Step 6 — Contribute UI: Actions, Menus, and Windows
Use layer.xml or annotations to add actions and menus.
Action via annotation:
import org.openide.awt.ActionID;
import org.openide.awt.ActionRegistration;
import org.openide.awt.ActionReference;
import org.openide.util.Lookup;
@ActionID(category = “File”, id = “com.example.myservice.GreetAction”)
@ActionRegistration(displayName = “Greet”)
@ActionReference(path = “Menu/File”, position = 1300)
public final class GreetAction implements ActionListener {
public void actionPerformed(ActionEvent e) {
GreetingService service = Lookup.getDefault().lookup(GreetingService.class);
DialogDisplayer.getDefault().notifyLater(new NotifyDescriptor.Message(service.greet(“User”)));
}
}
Register windows by creating TopComponents and declaring them in the layer or using @TopComponent.Description/@TopComponent.Registration annotations.
Step 7 — Use Lookup for loose coupling and testing
- Lookup allows runtime replacement (mock implementations in tests).
- For testability, use Lookup.getDefault().lookup(…) or injection via constructors in non-platform-managed classes.
- Register mock services in tests using Lookup.getDefault().lookupResult(…) and ServiceProvider for test modules.
Step 8 — Best practices
- Design small, focused service interfaces.
- Prefer interfaces in an API module with no UI dependencies.
- Keep implementations in separate modules so they can be swapped.
- Use Lookup and @ServiceProvider for discovery; avoid static singletons.
- Declare module dependencies explicitly in module.xml or pom.xml.
- Use layer.xml for declarative contributions (actions, menus, icons).
- Document module contracts and versioning for compatibility.
Example module layout (Maven)
- my-app/ (application)
- api/ (defines GreetingService)
- impl/ (implements and registers service)
- ui/ (actions, windows consuming service)
Troubleshooting
- Service not found: ensure provider module is enabled and @ServiceProvider generated file is present under META-INF/services.

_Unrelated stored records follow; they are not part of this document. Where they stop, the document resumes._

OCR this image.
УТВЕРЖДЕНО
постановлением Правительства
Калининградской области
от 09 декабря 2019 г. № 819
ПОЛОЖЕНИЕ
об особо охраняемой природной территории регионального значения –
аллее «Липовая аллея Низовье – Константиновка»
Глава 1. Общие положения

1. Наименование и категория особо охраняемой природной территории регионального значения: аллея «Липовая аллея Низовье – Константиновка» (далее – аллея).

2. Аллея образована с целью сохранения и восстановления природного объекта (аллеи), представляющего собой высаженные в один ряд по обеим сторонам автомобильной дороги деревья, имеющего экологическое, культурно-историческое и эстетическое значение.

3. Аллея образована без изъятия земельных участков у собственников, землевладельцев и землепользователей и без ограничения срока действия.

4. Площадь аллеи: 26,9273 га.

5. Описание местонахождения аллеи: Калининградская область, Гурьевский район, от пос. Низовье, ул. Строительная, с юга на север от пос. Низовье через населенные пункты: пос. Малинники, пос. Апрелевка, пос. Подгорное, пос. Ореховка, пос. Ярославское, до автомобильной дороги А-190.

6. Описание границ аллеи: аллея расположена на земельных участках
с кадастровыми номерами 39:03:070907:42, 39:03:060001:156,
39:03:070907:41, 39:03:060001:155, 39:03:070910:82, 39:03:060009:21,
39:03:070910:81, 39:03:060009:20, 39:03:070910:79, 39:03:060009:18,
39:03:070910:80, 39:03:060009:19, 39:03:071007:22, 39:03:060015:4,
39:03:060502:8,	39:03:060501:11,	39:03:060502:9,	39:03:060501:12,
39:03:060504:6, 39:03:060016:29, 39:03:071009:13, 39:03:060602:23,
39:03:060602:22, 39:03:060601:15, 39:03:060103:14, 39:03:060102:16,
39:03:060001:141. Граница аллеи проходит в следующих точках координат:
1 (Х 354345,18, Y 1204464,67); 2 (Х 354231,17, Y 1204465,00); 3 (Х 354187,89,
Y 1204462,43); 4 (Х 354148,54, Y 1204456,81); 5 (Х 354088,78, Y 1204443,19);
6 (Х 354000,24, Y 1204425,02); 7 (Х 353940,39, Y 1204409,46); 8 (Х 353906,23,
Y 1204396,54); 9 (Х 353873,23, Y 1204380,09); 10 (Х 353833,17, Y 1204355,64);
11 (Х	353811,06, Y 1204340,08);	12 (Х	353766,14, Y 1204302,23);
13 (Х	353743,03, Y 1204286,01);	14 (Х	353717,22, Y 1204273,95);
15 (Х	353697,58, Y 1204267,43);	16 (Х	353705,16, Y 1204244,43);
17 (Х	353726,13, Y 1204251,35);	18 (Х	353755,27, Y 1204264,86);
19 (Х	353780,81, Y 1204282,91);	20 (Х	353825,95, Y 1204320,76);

- ClassCastException: confirm consumer depends on same API artifact version.
- Action/menu not visible: verify layer entries or action annotations compiled and module included in application.
Conclusion
Creating custom modules and services on the NetBeans Platform is straightforward when you follow clear separation of API and implementation, use Lookup for discovery, and declare UI contributions via layer metadata or annotations. This architecture yields modular, testable, and maintainable desktop applications that leverage the platform’s powerful infrastructure.